Trivin Claire, Tran Antoine, Moulin Bruno, Choukroun Gabriel, Gatault Philippe, Courivaud Cécile, Augusto Jean-François, Ficheux Maxence, Vigneau Cécile, Thervet Eric, Karras Alexandre
Department of Nephrology, Hopital Europeen Georges Pompidou, Paris, France.
Pediatric Emergency, Hopitaux pediatrique CHU Nice Lenval, France.
Clin Kidney J. 2017 Aug;10(4):461-469. doi: 10.1093/ckj/sfw101. Epub 2016 Nov 10.
Recent years have seen increasing use of rituximab (RTX) for various types of primary and secondary glomerulopathies. However, there are no studies that specifically address the risk of infection related to this agent in patients with these conditions.
We reviewed the outcomes of all patients who received RTX therapy for glomerular disease between June 2000 and October 2011 in eight French nephrology departments. Each case was analysed for survival, cause of death if a non-survivor and/or the presence of infectious complications, including severe or opportunistic infection occurring within the 12 months following RTX infusion.

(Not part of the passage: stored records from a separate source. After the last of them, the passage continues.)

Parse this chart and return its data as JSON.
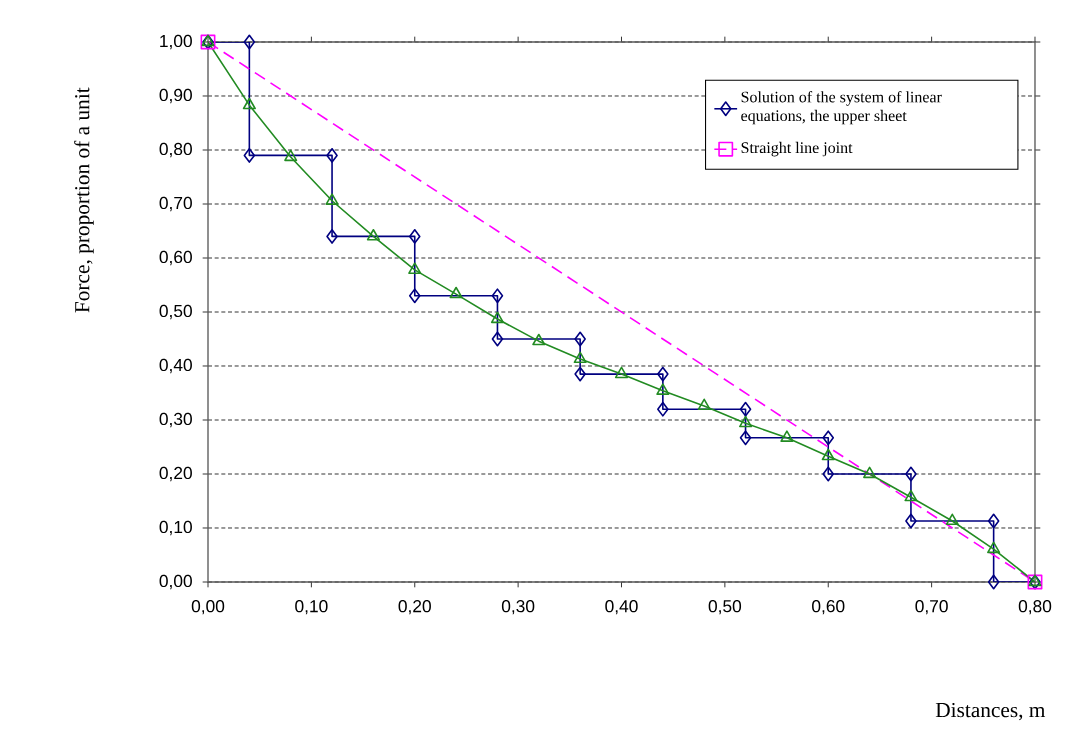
{
  "chart_data": {
    "type": "line",
    "xlabel": "Distances, m",
    "ylabel": "Force, proportion of a unit",
    "xlim": [
      0,
      0.8
    ],
    "ylim": [
      0,
      1
    ],
    "xticks": [
      {
        "value": 0,
        "label": "0,00"
      },
      {
        "value": 0.1,
        "label": "0,10"
      },
      {
        "value": 0.2,
        "label": "0,20"
      },
      {
        "value": 0.3,
        "label": "0,30"
      },
      {
        "value": 0.4,
        "label": "0,40"
      },
      {
        "value": 0.5,
        "label": "0,50"
      },
      {
        "value": 0.6,
        "label": "0,60"
      },
      {
        "value": 0.7,
        "label": "0,70"
      },
      {
        "value": 0.8,
        "label": "0,80"
      }
    ],
    "yticks": [
      {
        "value": 0,
        "label": "0,00"
      },
      {
        "value": 0.1,
        "label": "0,10"
      },
      {
        "value": 0.2,
        "label": "0,20"
      },
      {
        "value": 0.3,
        "label": "0,30"
      },
      {
        "value": 0.4,
        "label": "0,40"
      },
      {
        "value": 0.5,
        "label": "0,50"
      },
      {
        "value": 0.6,
        "label": "0,60"
      },
      {
        "value": 0.7,
        "label": "0,70"
      },
      {
        "value": 0.8,
        "label": "0,80"
      },
      {
        "value": 0.9,
        "label": "0,90"
      },
      {
        "value": 1,
        "label": "1,00"
      }
    ],
    "grid": "y",
    "legend": "top right",
    "series": [
      {
        "name": "Solution of the system of linear equations, the upper sheet",
        "color": "#000080",
        "marker": "diamond",
        "line_style": "solid",
        "x": [
          0,
          0.04,
          0.04,
          0.12,
          0.12,
          0.2,
          0.2,
          0.28,
          0.28,
          0.36,
          0.36,
          0.44,
          0.44,
          0.52,
          0.52,
          0.6,
          0.6,
          0.68,
          0.68,
          0.76,
          0.76,
          0.8
        ],
        "values": [
          1,
          1,
          0.79,
          0.79,
          0.64,
          0.64,
          0.53,
          0.53,
          0.45,
          0.45,
          0.385,
          0.385,
          0.32,
          0.32,
          0.267,
          0.267,
          0.2,
          0.2,
          0.113,
          0.113,
          0,
          0
        ]
      },
      {
        "name": "Straight line joint",
        "color": "#ff00ff",
        "marker": "square",
        "line_style": "dashed",
        "x": [
          0,
          0.8
        ],
        "values": [
          1,
          0
        ]
      },
      {
        "color": "#228b22",
        "marker": "triangle",
        "line_style": "solid",
        "x": [
          0,
          0.04,
          0.08,
          0.12,
          0.16,
          0.2,
          0.24,
          0.28,
          0.32,
          0.36,
          0.4,
          0.44,
          0.48,
          0.52,
          0.56,
          0.6,
          0.64,
          0.68,
          0.72,
          0.76,
          0.8
        ],
        "values": [
          1,
          0.883,
          0.787,
          0.706,
          0.64,
          0.578,
          0.533,
          0.487,
          0.446,
          0.413,
          0.385,
          0.354,
          0.326,
          0.294,
          0.267,
          0.233,
          0.2,
          0.157,
          0.113,
          0.061,
          0
        ]
      }
    ]
  }
}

Among 98 patients treated with RTX, 25 presented with at least one infection. We report an infection rate of 21.6 per 100 patient-years. Five patients died within 12 months following an RTX infusion, of whom four also presented with an infection. The median interval between the last RTX infusion and the first infectious episode was 2.1 months (interquartile range 0.5-5.1). Most infections were bacterial (79%) and pneumonia was the most frequent infection reported (27%). The presence of diabetes mellitus (P = 0.006), the cumulative RTX dose (P = 0.01) and the concomitant use of azathioprine (P = 0.03) were identified as independent risk factors. Renal failure was significantly associated with an increased infection risk by bivariate analysis (P = 0.03) and was almost significant by multivariate analysis (P = 0.05). Nephrotic syndrome did not further increase the risk of infection and/or death.
The risk of infection after RTX-based immunosuppression among patients with glomerulopathy must be considered and patients should receive close monitoring and appropriate infection prophylaxis, especially in those with diabetes and high-dose RTX regimens.
近年来,利妥昔单抗(RTX)在各类原发性和继发性肾小球疾病中的应用日益增多。然而,尚无专门针对患有这些疾病的患者使用该药物相关感染风险的研究。
我们回顾了2000年6月至2011年10月期间在法国八个肾脏病科接受RTX治疗肾小球疾病的所有患者的治疗结果。分析每个病例的生存情况、非幸存者的死亡原因和/或感染并发症的存在情况,包括RTX输注后12个月内发生的严重或机会性感染。
在98例接受RTX治疗的患者中,25例出现至少一次感染。我们报告的感染率为每100患者年21.6例。5例患者在RTX输注后12个月内死亡,其中4例也出现了感染。最后一次RTX输注与首次感染发作之间的中位间隔为2.1个月(四分位间距0.5 - 5.1)。大多数感染为细菌感染(79%),报告最多的感染是肺炎(27%)。糖尿病的存在(P = 0.006)、RTX累积剂量(P = 0.01)和硫唑嘌呤的联合使用(P = 0.03)被确定为独立危险因素。通过双变量分析,肾衰竭与感染风险增加显著相关(P = 0.03),通过多变量分析几乎具有显著性(P = 0.05)。肾病综合征并未进一步增加感染和/或死亡风险。
必须考虑肾小球病患者基于RTX的免疫抑制治疗后的感染风险,患者应接受密切监测和适当的感染预防,尤其是糖尿病患者和接受高剂量RTX治疗方案的患者。